Philosophie de fabrication et savoir-faire
Gubi ne fabrique pas tout elle-même, mais elle choisit ses partenaires de production avec une rigueur qui force le respect. La maison travaille avec des manufactures spécialisées à travers l’Europe, sélectionnées pour leur maîtrise technique et leur capacité à tenir les standards d’une maison exigeante. Cette organisation en réseau lui permet d’associer, sur une même pièce, des techniques qui relèveraient de savoir-faire distincts : moulage plastique de précision et finition artisanale à la main pour la Beetle, travail du métal soufflé et assemblage délicat pour les luminaires Matégot.
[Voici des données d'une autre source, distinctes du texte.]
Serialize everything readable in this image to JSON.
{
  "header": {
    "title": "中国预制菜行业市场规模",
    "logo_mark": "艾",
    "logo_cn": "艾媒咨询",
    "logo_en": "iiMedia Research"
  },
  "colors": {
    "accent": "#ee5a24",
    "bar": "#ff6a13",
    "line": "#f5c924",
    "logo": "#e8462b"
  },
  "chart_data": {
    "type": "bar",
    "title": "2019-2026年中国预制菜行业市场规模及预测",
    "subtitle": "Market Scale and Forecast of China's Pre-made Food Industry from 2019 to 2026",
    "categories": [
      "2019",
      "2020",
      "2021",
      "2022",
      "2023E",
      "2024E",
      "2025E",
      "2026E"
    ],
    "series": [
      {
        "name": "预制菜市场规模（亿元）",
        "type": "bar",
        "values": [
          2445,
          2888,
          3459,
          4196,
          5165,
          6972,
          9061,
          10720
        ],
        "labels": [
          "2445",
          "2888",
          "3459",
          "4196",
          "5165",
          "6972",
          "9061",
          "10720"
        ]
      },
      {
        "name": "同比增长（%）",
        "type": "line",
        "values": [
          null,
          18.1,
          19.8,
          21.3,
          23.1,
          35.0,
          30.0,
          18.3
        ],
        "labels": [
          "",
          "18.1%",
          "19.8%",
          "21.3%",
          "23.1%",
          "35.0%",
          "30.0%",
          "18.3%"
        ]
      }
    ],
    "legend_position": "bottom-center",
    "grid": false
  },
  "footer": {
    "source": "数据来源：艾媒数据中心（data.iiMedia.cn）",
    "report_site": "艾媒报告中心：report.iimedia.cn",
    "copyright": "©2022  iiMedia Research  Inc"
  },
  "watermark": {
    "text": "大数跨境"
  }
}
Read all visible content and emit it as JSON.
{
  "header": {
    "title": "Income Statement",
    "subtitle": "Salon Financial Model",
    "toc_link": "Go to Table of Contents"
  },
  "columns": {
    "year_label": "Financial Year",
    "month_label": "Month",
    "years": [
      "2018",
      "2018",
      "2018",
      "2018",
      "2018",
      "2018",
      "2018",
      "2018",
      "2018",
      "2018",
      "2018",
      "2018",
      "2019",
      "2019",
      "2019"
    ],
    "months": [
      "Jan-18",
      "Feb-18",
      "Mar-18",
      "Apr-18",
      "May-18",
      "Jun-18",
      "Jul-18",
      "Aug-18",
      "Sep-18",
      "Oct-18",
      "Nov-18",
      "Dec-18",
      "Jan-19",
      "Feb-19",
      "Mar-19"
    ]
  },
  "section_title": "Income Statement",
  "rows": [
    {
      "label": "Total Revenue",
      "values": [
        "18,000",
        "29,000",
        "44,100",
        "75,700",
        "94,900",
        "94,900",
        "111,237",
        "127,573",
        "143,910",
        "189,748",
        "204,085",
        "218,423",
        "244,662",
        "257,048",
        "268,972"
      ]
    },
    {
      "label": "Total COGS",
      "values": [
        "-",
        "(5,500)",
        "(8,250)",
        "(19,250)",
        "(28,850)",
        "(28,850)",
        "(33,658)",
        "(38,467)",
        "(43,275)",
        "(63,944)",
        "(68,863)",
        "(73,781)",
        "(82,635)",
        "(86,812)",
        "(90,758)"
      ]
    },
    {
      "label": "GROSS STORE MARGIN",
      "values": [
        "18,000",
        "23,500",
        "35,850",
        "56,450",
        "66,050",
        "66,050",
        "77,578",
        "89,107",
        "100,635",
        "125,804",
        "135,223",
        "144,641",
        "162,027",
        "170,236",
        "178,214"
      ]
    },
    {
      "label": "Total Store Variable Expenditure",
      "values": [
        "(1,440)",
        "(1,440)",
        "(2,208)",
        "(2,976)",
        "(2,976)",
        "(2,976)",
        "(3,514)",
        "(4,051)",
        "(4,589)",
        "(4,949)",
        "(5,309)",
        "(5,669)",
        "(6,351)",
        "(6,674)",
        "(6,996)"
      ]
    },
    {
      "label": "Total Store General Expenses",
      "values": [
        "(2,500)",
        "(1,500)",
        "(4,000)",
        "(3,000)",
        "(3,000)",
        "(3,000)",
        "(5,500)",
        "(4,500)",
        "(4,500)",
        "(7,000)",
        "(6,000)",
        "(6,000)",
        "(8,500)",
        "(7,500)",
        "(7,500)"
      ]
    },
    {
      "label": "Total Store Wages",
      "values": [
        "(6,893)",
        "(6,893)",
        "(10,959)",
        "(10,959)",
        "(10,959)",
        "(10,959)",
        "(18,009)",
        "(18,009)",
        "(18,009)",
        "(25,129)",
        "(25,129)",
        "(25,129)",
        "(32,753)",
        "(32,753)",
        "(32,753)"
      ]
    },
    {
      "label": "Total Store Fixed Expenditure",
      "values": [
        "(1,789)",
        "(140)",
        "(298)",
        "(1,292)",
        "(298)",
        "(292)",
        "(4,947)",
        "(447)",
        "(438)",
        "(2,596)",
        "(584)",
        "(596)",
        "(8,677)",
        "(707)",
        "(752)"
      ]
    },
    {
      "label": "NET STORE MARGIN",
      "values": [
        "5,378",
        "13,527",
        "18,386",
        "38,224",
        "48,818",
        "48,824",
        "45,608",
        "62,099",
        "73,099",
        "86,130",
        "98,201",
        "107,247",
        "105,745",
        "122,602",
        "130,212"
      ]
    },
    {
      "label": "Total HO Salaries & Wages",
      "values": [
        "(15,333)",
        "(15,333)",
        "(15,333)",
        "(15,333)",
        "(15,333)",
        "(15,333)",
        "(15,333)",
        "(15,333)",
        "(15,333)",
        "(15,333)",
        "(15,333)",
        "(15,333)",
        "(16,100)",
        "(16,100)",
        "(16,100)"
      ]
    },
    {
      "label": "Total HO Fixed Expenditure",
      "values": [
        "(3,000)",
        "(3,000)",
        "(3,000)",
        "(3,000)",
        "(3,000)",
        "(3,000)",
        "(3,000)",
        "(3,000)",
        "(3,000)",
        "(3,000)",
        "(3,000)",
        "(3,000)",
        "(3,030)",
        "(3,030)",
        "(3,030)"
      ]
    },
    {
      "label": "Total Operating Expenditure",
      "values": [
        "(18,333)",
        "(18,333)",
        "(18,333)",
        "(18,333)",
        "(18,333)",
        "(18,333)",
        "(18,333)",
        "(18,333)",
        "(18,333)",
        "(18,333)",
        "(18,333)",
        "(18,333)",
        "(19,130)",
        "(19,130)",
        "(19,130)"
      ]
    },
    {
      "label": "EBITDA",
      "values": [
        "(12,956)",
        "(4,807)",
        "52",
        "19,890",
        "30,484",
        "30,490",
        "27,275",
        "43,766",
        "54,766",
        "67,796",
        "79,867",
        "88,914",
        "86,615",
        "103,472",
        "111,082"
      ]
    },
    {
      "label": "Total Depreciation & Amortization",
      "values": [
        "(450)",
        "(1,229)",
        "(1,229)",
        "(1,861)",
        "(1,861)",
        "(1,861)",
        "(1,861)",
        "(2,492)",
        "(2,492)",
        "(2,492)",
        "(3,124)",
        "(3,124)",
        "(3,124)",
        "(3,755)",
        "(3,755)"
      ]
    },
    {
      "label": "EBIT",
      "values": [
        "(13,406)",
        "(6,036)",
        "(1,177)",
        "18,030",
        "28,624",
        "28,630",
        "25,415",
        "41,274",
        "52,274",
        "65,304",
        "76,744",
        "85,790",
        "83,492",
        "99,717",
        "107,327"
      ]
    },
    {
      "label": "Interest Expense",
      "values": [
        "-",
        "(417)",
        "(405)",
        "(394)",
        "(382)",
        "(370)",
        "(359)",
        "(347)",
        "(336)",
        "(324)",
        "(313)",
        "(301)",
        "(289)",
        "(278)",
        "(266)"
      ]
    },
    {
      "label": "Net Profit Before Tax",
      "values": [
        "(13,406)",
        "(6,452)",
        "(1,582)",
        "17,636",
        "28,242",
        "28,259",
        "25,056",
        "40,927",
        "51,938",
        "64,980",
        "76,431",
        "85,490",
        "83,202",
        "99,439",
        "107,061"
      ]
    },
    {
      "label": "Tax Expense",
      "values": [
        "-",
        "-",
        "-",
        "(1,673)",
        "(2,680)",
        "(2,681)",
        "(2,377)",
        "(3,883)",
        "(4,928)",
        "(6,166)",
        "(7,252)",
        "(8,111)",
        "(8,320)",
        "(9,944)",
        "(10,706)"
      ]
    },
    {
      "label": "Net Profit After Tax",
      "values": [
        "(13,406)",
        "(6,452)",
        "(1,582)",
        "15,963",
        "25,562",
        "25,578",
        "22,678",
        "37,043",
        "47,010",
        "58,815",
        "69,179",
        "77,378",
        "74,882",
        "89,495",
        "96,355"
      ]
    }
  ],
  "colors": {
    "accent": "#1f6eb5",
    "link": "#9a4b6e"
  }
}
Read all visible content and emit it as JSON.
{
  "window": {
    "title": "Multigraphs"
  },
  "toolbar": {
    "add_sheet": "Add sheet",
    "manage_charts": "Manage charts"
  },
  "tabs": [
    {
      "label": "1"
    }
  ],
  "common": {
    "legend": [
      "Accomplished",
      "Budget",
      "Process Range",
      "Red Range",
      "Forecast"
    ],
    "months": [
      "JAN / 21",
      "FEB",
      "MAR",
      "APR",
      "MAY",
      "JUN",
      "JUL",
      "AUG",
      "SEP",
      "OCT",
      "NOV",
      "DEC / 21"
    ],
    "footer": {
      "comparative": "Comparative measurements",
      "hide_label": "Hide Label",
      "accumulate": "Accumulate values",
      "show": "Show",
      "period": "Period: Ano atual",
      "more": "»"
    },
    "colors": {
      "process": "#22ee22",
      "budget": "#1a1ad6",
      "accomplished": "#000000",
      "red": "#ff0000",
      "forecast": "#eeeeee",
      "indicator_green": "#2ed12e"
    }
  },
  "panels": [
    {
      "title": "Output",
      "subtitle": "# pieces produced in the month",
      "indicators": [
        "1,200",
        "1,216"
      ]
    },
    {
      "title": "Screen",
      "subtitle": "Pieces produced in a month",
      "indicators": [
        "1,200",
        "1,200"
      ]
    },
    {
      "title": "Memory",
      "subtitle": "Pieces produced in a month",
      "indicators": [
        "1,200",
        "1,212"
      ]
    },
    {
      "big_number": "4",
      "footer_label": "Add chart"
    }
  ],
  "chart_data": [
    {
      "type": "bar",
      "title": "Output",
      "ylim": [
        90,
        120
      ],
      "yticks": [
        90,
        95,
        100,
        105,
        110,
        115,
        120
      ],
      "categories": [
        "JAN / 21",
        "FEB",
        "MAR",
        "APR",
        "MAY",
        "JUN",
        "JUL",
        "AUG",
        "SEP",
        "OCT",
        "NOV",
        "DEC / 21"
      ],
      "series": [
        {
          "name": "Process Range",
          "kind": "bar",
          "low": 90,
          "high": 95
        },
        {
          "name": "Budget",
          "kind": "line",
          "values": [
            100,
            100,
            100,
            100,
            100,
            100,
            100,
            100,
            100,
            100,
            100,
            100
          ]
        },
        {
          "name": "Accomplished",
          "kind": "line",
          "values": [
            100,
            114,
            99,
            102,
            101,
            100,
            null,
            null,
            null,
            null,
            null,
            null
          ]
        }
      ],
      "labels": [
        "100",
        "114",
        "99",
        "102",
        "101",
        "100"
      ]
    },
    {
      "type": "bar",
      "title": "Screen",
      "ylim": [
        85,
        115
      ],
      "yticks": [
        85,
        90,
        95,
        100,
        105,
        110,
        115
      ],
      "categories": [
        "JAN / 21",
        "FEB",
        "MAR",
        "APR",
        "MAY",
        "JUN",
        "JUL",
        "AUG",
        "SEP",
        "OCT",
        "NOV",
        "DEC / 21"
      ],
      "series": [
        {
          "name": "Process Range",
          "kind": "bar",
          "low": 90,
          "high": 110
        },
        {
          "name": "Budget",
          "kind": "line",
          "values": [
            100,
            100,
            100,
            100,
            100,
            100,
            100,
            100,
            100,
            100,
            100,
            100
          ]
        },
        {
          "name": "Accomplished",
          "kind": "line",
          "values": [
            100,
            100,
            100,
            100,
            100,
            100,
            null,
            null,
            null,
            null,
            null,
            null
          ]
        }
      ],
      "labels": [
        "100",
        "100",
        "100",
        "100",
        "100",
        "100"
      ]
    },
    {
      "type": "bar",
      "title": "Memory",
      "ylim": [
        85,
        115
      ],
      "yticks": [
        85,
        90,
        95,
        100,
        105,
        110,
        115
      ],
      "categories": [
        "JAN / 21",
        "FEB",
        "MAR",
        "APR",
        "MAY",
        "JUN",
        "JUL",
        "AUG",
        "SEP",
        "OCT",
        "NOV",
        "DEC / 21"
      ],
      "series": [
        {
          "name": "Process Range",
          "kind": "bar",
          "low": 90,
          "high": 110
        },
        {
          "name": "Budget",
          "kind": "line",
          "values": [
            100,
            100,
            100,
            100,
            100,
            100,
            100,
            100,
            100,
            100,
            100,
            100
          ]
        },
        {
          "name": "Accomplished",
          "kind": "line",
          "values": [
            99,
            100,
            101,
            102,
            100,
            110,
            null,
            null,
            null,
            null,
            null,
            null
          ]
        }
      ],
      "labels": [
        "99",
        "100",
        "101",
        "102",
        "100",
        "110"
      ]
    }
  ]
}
La question des matériaux est centrale dans la démarche Gubi. Les tissus d’assise sont choisis et inspectés individuellement avant application, chaque métrage de velours, de laine ou de cuir est évalué pour ses qualités tactiles autant que pour sa résistance dans le temps. Le bois utilisé dans les produits Gubi est intégralement certifié EUTR ; les composites bois sont certifiés TSCA ; les finitions métalliques et leurs fournisseurs sont REACH certifiés. Ce n’est pas de la communication : c’est une exigence de traçabilité qui engage la réputation de la maison à chaque commande.
La réparabilité est également un principe ancré dans la conception : les produits Gubi sont pensés pour être démontés, leurs composants triés et recyclés en fin de vie. La transition vers des plastiques composites recyclés (déjà engagée sur les collections Beetle et Bat avec plus de 50 % de matière recyclée) illustre une trajectoire environnementale sérieuse, loin des postures de façade.
Un réseau de créateurs d’exception
La force de Gubi tient aussi à la qualité de ses collaborations. La maison a su construire des relations durables avec des studios dont la vision résonne avec la sienne : GamFratesi, dont le double ancrage italo-danois fait écho à la nature plurielle de Gubi ; Space Copenhagen, dont l’élégance nordique contemporaine irrigue plusieurs collections de luminaires et de mobilier ; OeO Studio, pour ses explorations plus architecturales. Parallèlement, Gubi a été l’une des premières maisons à réhabiliter des figures injustement oubliées : Greta Magnusson Grossman, Mathieu Matégot, Robert Dudley Best, Pierre Paulin, Barba Corsini, autant de noms qui n’auraient peut-être pas rejoint le panthéon du design sans l’engagement éditorial de la maison danoise.
Cette double logique, entre la valorisation du patrimoine et l’héritage des maîtres du passé et la découverte de voix émergentes donne au catalogue Gubi une profondeur temporelle rare. Elle positionne la marque non pas comme un acteur de la tendance, mais comme un acteur de la grande histoire du design, ce qui, pour un acheteur exigeant, change fondamentalement la nature de l’achat.
Gubi et l’héritage scandinave réinventé
Gubi est danoise, mais elle n’est pas enfermée dans le design scandinave traditionnel. Elle en hérite la clarté formelle, le respect de la fonction, l’attention aux matériaux mais elle y ajoute une dimension internationale et une appétence pour la couleur, la texture, et l’ornement mesuré qui la distinguent de ses contemporains nordiques. Là où certaines maisons scandinaves ont fait du minimalisme une idéologie, Gubi en fait un point de départ qu’elle s’autorise à dépasser quand la pièce le réclame.
C’est cette liberté assumée qui fait de Gubi l’une des marques de référence pour les amateurs éclairés et les professionnels de la décoration intérieure qui cherchent à construire des intérieurs denses, riches en références, sans jamais tomber dans l’accumulation. Chaque pièce Gubi sait tenir sa place dans un espace habité, sans le dominer et sans disparaître.